After all, conceptually the return on investment ought to be higher in labor-abundant, poor economies. But I find it hard to believe that story, when we find it going on year after year. OK, many economies have unstable politics, which might make would-be investors cautious. So savings could pile up. But we don't see sharp breaks that might be consistent with that story, that is, with the ebb and flow of politics. Indeed, if that sort of uncertainty is key, we ought to see a huge Trump bump, because politics in the US now looks zany. Policy change is precluded by political infighting and the failure to appoint staff across the Federal government. We have no ability to address a crisis, much less attend to long-run challenges such as putting in place a true healthcare system, improving eduction or setting our fiscal house in order. The bottom line is that I don't see any such effect in the data.

The other story is secular stagnation: that despite the hype and self-promotion of Silicon Valley and the venture capital vultures who circle in search of easy feeds, there just isn't much happening. Cheaper taxi services – Uber, for example – just aren't working out. And from an economy-wide perspective it's hard to see an economic revolution in that, or better dating apps, or in receiving streams of 140 characters. In the $20 trillion dollar US economy, there's room for a lot of successful new $50 million businesses, but again, from a $20 trillion dollar perspective they are chump change. Robots? – I've been visiting factories for decades, automation is already widespread. The low-hanging fruit has been picked, and "hard" goods are only a 20% slice of our consumption. Artificial intelligence? The Executive Director of our small local United Way of Rockbridge worked in the earliest AI initiative at Stanford in the 1970s. Algorithms aren't new, and the cost of computing has long been near zero. Again, the low-hanging fruit has already been picked.

...the other story is secular stagnation...

My preferred explanation then is that (to borrow the title of Marc Levinson's most recent book), the transport, information and energy revolutions that exploded after 1800 represented An Extraordinary Time. That era has now come to a close, and henceforth we will no longer see the productivity growth that underlay the rise of the US. To borrow again, this time from Robert Gordon, this represents the Rise and Fall of American Growth.

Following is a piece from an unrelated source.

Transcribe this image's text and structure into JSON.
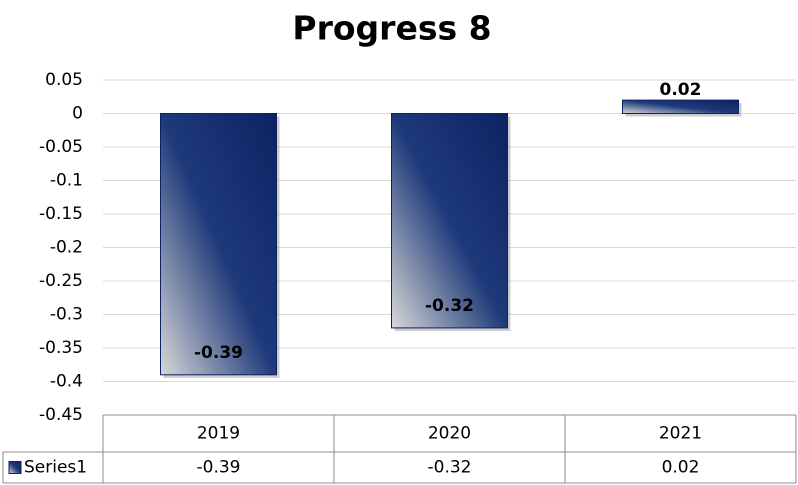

However it's not just an American story, something emphasized more by Levinson than by Gordon. It's the story throughout the OECD economies, Europe and Japan and now even China. We can pray that in the next 3 decades South Asia and Africa converge on the developed economies through their own growth miracles. But for now they're too small, and too isolated financially, to offer a solution to the secular stagnation that we see in the US.

Disclosure: I'm using Levinson's book this fall in my 2 sections of Econ 102, Principles of Macroeconomics. I listened to the Audible recorded book version this spring, and am now reading the hard copy one. Gordon is also available as a recorded book, but given his prolific use of data, I can't imagine consuming it without his graphs in front of me – and I do my listening while driving.
For completeness, Bernanke reviewed his original savings glut story 10 years later, in a 2015 Brookings post. Here too is The Demise of U.S. Economic Growth, a modest-length paper that covers the stagnation themes that appear in the latter 100 or so pages of Gordon's 750+ page book.